O terceiro grande livro da feira é de não-ficção, ainda não está escrito, e foi comprado por 2,4 milhões de dólares pela editora americana Scribner, o que fez com que fosse disputado em vários leilões para vários mercados. Chama-se Grit: Passion, Perseverance and the Science of Success, de Angela Lee Duckworth que abandonou o seu trabalho de consultora na McKinsey para dar aulas de matemática em escolas públicas nos Estados Unidos e actualmente é professora assistente de psicologia na Universidade da Pensilvânia. É uma MacArthur Fellow, em 2013 foi convidadas das TED Talks e o vídeo da sua conferência tem mais de 5 milhões de visualizações. Defende que o Q.I. não é a única coisa que distingue os bons alunos dos maus, o sucesso não depende do berço ou do talento mas depende muito mais da tenacidade de cada um. É isso que vai demonstrar no livro.

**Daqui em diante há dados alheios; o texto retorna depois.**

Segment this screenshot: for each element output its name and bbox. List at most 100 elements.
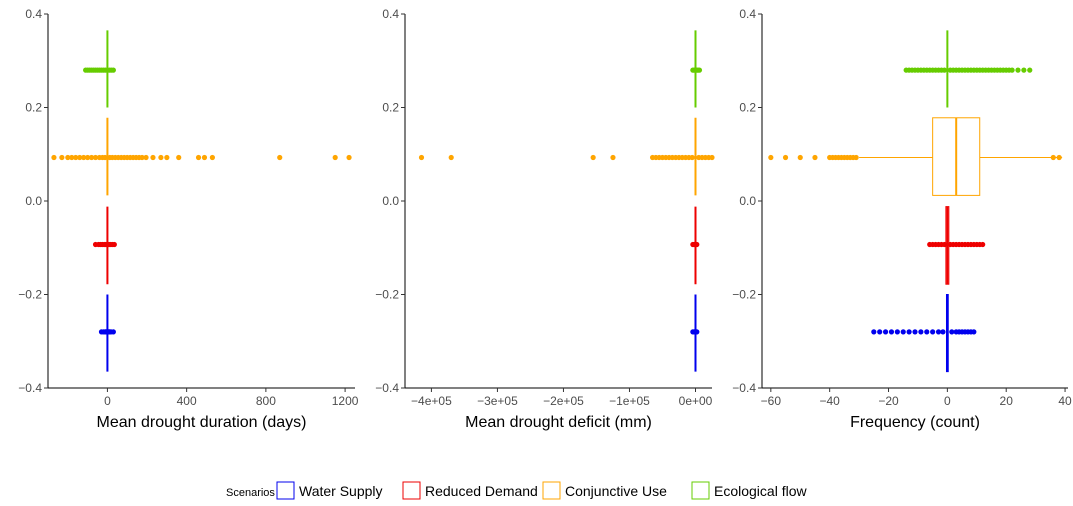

Na área de não-ficção continuam os livros de história sobre a Primeira e a Segunda Guerras Mundiais, com destaque para o mais recente livro de Anthony Beevor Ardenas.1944. Guilhermina Gomes, do Círculo de Leitores e da Temas & Debates, lembra também que se falava do novo livro Inventing Peace: a Dialogue of Perception, do realizador alemão Wim Wenders e da escritora australiana Mary Zournazisobre, que é um livro “fora da caixa” pois traz um código que permite que se vejam dois filmes de Wenders, Invisible Crimes e War in Peace, relacionados com o livro. Ela apostou na trilogia How to Live sobre o que é ser humano: How we are, How we break e How we mend, de Vincent Deary (psicoterapeuta e professor da Northumbria University) que está a fazer sucesso em Inglaterra.

Um Paul Auster novo
José Prata, outro dos editores da Leya, da chancela Lua de Papel, não viu nesta feira tendências novas. Confirma que havia muita histeria sobretudo em relação a The Girls e a Grit, já vendidos para o Brasil. “O que vi foi uma certa cristalização de uma tendência que já se desenha há algum tempo: os editores estão a apostar sem medo em romances literários grandes”, conta ao PÚBLICO. Em Portugal foi recentemente editado pela Bertrand o livro que venceu o prémio Man Booker no ano passado, Os Luminares, de Eleanor Catton que tem quase 900 páginas, e há ainda o caso de City on Fire, de Garth Risk Hallberg (colaborador regular da New York Times Book Review), que tem mil páginas, foi a sensação da Feira do Livro de Londres de 2013, e já está comprado pela Leya mas ainda não publicado.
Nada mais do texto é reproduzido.